Child Development in a Taiwan Village (1958-1960): Re-examining Arthur P. Wolf’s Unpublished Fieldwork Materials with a New Theoretical and Methodological Framework
Jing Xu, Hill Gates, Stevan Harrell
This project uses new theories and methods to analyze a precious fieldwork archive collected by the late anthropologists/sinologists Arthur P. Wolf and Margery Wolf in Taiwan (1958-1960). Designed as an improved replication of the Six Cultures Study, a landmark project in cross-cultural studies of childhood, the Wolfs’ work was the first systematic, anthropological research on ethnic Han Chinese children. Based on over two years of fieldwork about the lives of 64 children (core sample, 3-11 year-olds) and their siblings, peers, and caregivers, the research combined qualitative (naturalistic observations, interviews) with quantitative methods (psychological tests, surveys), yet the bulk of the collected data (fieldnotes) remain unpublished. This project aims to combine conventional ethnographic analysis with programmatic, text-mining techniques to organize and analyze these data. It will examine important themes of socio-moral development (prosocial behavior, anti-social behavior, authority-discipline, caregiver-child attachment, social norm acquisition), with a particular focus on the factor of gender, in this patriarchal, patrilineal community known for its entrenched son-preference and daughter-discrimination.
Building Virtue: Environmental and Social Influences on the Development of Fairness, Forgiveness, Trustworthiness, and Honesty
Katie McAuliffe (PI), Liane Young (PI), Dorsa Amir, Richard Ahl
How do we become virtuous?
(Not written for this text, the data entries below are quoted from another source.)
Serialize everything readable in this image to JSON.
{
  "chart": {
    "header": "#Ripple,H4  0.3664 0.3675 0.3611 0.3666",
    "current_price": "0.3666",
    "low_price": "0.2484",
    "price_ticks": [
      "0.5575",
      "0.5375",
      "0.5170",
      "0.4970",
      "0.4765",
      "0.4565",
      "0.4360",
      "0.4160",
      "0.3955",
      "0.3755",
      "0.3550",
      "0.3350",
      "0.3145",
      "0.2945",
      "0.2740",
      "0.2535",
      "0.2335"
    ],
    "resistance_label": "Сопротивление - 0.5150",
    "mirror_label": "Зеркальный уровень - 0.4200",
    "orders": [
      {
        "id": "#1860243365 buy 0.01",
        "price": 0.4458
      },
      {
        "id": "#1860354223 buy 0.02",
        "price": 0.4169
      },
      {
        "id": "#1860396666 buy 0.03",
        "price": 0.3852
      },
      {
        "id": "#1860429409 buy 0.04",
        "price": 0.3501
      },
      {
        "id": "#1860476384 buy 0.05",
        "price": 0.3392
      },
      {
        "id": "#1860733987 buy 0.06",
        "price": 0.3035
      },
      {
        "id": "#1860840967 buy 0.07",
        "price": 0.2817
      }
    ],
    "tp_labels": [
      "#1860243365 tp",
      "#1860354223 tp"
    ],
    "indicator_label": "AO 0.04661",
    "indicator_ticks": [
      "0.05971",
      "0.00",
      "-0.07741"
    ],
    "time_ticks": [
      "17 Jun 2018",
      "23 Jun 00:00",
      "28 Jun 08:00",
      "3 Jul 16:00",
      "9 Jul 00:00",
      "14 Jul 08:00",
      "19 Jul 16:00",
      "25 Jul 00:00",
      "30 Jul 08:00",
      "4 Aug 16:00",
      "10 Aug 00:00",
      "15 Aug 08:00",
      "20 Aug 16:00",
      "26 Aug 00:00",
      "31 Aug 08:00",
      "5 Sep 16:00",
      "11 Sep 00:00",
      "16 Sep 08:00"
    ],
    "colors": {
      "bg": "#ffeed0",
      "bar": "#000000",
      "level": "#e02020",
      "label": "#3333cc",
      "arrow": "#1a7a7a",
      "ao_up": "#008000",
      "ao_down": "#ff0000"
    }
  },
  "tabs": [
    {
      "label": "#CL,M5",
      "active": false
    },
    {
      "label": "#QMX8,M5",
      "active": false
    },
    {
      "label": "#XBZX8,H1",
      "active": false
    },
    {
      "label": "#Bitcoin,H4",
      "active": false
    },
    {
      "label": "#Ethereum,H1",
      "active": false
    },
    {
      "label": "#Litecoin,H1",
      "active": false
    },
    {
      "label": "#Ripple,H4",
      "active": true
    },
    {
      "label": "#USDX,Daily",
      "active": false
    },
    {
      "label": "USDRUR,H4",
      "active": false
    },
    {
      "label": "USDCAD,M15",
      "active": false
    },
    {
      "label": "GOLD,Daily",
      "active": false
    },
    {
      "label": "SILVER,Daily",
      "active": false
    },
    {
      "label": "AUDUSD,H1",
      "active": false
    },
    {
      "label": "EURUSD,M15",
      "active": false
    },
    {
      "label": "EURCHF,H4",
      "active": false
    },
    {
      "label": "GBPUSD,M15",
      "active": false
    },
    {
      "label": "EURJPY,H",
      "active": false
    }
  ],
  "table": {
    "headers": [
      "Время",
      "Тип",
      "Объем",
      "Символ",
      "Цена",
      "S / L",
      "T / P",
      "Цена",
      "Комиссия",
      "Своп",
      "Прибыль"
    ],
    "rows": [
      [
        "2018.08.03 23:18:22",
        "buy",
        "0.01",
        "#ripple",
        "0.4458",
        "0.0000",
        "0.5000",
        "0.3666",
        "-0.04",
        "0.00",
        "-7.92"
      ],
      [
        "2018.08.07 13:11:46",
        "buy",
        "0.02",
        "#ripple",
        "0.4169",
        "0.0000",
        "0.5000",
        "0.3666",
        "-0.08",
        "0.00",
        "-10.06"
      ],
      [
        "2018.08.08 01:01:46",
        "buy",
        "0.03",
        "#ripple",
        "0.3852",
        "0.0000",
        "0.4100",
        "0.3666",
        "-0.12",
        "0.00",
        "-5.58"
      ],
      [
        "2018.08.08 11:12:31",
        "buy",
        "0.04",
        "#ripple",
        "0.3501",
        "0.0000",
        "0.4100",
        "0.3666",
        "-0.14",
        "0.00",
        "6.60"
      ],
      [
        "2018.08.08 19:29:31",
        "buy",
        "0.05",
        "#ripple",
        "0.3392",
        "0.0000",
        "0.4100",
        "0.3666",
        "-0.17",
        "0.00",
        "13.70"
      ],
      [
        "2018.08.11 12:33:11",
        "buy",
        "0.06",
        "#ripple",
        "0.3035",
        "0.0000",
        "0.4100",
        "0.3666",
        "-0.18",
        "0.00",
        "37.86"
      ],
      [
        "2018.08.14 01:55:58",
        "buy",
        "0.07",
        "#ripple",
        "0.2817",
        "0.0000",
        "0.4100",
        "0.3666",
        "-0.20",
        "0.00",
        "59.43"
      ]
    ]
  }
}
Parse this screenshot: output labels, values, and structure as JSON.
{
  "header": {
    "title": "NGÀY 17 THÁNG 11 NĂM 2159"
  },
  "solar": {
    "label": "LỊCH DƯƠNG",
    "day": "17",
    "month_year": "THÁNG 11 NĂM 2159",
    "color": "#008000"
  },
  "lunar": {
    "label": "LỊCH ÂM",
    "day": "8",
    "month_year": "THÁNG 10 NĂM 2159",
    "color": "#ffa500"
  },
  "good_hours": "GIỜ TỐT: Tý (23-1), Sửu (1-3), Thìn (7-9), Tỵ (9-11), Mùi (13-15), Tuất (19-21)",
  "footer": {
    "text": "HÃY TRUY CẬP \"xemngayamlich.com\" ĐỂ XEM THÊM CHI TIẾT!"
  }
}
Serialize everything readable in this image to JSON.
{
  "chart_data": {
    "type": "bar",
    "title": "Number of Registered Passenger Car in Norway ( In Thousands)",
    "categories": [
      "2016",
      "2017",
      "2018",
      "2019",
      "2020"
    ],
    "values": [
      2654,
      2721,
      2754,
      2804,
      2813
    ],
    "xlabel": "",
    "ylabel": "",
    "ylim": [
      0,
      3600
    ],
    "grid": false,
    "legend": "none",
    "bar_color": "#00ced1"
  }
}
Although this question has been at the heart of philosophical inquiries into human nature for centuries, we know little about how virtue develops over time and across cultures. Here we address two Big Questions: (1) how is virtue cultivated and sustained and (2) how does virtue development vary across cultures? We examine the roles of environmental and social variables in generating variation in virtue, the routes through which virtue is cultivated in different societies and the forces that sustain it in adulthood. We focus specifically on the influence of explicit instruction, moral exemplars, and habit formation. Our approach is based on a belief that virtue is a flexible process, one that evolves within the individual over time and across contexts. Focusing on fairness, forgiveness, honesty, and trustworthiness, our studies will contribute new empirical insights and a detailed theoretical model of virtue. Outputs include: peer-reviewed articles, conference presentations, op-eds, two courses on virtue, public lectures, an interdisciplinary workshop on virtue, and a virtue website for the general public. Our project seeks insights that may be leveraged to close the gap between what we ought to do and what we actually do, informing core issues in psychology and religious studies and fostering fairness, forgiveness, honesty, and trustworthiness.